Sawyer straightened up in his chair and cleared his throat. “Uh, yeah. Sorry. Was just remembering....” He shook the memory of this morning’s shower sex out of his head. “Uh, the worry part, yes….” They were still acclimating to feeling every single thing the other was feeling. They couldn’t hide a thing and while it took some getting used to, he wasn’t convinced it was a bad thing. “Just thinking about the likelihood of me being able to man a small submarine with firepower. How deep can those things go?”

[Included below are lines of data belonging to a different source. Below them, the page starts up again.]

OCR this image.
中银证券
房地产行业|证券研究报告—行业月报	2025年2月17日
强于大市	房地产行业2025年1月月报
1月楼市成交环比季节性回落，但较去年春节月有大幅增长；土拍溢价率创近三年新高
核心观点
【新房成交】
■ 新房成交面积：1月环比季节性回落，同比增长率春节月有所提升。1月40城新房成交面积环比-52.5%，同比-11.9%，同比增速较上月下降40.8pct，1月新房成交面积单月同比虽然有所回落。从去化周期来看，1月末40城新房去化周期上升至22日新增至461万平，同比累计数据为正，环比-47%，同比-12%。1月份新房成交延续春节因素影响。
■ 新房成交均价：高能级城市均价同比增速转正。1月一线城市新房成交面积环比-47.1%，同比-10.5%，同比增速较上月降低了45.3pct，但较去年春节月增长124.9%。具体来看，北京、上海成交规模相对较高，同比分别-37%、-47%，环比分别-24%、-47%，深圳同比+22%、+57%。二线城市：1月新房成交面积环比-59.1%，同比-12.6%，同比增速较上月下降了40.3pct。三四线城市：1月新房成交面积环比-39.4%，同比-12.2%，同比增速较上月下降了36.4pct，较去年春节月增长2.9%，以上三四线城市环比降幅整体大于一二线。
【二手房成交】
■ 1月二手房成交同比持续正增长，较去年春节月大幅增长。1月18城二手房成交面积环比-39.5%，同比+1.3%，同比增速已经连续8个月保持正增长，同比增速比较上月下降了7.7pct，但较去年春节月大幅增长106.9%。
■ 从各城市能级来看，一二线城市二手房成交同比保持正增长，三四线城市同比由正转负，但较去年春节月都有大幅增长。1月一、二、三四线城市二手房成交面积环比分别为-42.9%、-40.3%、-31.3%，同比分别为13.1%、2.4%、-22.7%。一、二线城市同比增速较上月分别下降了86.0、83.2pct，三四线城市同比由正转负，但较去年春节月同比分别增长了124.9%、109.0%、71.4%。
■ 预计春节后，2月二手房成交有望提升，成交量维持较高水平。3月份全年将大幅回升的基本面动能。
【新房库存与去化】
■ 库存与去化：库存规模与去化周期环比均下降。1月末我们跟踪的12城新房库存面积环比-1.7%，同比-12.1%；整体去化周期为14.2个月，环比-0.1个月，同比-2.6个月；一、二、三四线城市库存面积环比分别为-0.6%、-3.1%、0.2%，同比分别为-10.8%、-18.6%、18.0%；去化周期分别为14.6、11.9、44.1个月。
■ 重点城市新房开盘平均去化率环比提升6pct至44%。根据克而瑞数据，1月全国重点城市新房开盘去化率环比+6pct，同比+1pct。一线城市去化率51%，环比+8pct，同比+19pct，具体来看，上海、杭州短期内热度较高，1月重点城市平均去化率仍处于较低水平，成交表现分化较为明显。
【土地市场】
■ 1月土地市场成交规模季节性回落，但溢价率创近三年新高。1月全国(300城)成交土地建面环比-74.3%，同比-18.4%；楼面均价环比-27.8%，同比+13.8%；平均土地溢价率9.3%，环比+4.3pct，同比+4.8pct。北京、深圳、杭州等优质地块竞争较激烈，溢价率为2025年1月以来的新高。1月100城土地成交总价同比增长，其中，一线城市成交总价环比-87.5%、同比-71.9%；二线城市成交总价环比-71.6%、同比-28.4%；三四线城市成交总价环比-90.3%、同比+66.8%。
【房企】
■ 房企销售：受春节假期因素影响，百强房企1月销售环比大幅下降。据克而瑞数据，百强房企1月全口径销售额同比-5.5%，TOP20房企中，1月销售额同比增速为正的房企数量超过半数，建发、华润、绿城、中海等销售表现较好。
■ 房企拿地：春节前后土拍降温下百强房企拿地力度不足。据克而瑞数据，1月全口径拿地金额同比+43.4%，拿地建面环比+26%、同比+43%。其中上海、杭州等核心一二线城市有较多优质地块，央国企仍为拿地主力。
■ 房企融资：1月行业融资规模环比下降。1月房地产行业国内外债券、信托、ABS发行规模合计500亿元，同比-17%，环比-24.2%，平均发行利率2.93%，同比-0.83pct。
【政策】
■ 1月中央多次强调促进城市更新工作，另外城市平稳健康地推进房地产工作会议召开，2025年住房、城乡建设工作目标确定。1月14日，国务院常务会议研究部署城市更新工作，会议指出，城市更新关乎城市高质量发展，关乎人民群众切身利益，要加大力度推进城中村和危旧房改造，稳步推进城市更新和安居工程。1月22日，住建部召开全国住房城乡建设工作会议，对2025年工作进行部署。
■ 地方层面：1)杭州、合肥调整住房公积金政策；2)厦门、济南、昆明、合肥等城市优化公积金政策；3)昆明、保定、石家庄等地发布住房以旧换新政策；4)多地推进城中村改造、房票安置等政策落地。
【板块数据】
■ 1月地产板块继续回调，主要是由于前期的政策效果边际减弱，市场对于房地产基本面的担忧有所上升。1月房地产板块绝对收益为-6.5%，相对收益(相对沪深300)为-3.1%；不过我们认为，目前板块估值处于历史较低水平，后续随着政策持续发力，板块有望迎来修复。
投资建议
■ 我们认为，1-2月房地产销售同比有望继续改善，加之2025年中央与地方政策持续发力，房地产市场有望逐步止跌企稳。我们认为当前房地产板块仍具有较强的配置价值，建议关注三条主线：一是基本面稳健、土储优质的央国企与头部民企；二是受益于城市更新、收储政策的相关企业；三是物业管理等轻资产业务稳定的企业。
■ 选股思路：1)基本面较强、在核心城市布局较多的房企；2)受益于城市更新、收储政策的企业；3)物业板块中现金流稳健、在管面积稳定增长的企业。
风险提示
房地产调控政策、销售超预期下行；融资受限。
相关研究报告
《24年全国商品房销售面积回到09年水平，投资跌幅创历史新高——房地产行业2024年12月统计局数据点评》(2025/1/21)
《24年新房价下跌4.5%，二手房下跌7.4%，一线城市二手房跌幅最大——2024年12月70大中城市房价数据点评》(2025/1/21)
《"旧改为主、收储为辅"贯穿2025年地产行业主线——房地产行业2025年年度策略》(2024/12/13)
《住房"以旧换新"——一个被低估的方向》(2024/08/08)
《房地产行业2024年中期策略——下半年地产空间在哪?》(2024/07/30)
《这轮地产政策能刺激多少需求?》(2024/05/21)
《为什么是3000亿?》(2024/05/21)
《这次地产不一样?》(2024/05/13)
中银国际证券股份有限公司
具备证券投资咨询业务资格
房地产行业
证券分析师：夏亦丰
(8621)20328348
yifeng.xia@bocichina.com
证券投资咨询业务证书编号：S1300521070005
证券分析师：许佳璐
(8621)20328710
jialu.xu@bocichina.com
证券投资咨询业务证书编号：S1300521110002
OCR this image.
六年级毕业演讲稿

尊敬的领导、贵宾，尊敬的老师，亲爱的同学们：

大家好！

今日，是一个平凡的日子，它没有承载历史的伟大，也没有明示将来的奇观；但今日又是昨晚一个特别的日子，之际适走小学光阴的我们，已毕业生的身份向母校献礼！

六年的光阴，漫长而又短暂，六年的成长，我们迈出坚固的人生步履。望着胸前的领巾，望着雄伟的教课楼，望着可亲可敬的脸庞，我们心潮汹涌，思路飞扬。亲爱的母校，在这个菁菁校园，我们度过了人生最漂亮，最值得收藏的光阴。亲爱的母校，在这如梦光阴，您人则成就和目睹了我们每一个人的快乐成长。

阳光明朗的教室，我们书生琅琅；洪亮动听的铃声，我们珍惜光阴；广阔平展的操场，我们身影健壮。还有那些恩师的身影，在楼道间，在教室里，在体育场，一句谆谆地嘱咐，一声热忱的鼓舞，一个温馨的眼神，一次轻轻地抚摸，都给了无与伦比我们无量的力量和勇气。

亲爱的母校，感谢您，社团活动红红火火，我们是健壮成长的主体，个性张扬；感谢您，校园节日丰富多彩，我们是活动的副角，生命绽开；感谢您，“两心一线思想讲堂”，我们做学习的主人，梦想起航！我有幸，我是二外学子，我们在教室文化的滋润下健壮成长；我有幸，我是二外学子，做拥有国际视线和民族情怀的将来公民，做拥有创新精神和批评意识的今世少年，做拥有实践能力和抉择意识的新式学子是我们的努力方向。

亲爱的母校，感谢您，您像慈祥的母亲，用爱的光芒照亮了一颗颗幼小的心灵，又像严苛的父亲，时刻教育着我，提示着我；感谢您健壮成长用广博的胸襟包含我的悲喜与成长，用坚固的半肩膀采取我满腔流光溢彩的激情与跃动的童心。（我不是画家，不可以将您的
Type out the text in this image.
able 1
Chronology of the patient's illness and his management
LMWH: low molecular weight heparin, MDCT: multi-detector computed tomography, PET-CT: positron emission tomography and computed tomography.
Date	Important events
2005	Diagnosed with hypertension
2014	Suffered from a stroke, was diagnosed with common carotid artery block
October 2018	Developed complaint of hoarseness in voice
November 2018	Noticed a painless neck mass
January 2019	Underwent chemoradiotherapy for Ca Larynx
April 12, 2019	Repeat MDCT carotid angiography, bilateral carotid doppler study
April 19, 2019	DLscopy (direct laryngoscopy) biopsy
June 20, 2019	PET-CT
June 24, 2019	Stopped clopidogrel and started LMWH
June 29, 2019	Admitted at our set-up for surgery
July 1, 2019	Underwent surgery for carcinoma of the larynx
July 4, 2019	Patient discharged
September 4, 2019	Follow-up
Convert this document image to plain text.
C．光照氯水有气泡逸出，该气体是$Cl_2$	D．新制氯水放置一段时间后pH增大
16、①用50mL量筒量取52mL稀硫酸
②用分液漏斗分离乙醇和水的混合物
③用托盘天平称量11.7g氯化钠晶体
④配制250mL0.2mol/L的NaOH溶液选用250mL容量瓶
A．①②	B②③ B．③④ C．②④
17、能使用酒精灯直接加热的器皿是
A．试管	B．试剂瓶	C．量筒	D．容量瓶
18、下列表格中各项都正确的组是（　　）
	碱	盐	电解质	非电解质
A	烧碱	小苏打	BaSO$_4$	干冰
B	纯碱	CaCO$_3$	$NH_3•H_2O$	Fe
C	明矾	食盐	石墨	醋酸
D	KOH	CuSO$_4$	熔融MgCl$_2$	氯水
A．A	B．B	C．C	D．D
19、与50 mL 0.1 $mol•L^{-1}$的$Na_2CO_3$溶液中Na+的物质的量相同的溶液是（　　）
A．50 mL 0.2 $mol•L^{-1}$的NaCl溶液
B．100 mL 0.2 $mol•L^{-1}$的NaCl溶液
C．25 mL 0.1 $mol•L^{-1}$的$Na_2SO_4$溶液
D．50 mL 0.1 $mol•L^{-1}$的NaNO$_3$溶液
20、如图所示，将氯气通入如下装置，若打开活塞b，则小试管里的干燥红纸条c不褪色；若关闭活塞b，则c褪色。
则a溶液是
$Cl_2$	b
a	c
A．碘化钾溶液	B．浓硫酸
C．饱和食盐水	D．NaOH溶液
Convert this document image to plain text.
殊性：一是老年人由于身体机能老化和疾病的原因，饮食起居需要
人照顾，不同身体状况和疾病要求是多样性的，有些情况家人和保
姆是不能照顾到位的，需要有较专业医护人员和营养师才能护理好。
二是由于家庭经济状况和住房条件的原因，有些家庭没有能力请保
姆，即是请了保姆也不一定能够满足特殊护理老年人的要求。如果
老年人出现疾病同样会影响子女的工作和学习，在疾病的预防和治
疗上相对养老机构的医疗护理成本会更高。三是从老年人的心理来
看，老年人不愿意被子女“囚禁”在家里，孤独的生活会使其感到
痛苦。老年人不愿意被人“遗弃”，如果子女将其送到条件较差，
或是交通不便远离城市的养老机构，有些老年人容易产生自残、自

Ciaran laughed, closed his laptop, and came out to lean against Sawyer’s desk. He bent down and kissed him softly. “No submarines.”

“Well, not mine, no. Unfortunately. But the Australian Navy has some with a hellfire arsenal. I’m sure Hadeom could pull some strings?—”

Ciaran shook his head, still smiling, his voice gentle when he said, “No.”

“I know,” Sawyer said with a sigh. “Keeping the secret. It’s the number one rule. I get that. But he knows. I dunno what. But he knows something. And if there was ever a time....” Sawyer could barely bring himself to think it. “The fact that you and the guys could be in serious danger scares the shit out of me, and I’m completely useless. I hate not being able to help.”

“I know,” Ciaran murmured. He put his hand on Sawyer’s cheek, his eyes searching Sawyer’s. “We’ll be okay. We’ll send her back with her tail between her legs.” He moved his fingers in a running fashion.

“And the fissure she crawls out of?” Sawyer asked. “At the bottom of the deepest parts of the ocean. Can you just close it now? Before she even gets here?”

He screwed his nose up. “Fissure. What a terrible word.”

Sawyer rolled his eyes. “Is crevice any better?”

“Marginally.” Ciaran chuckled. “It would be good if we could, but we don’t know where it will open.”

Sawyer thought about that for a second. “So, it’s not a fissure or crevice so much as it is a portal?” He thought about it some more. “A portal from wherever the fuck she’s been for the past two hundred and fifty years. Like in those superhero movies.”

Ciaran’s eyebrows flickered as if this was something he hadn’t considered. “Maybe.”

“So we don’t need the Navy,” Sawyer said, pushing his keyboard away. “We need The Avengers.”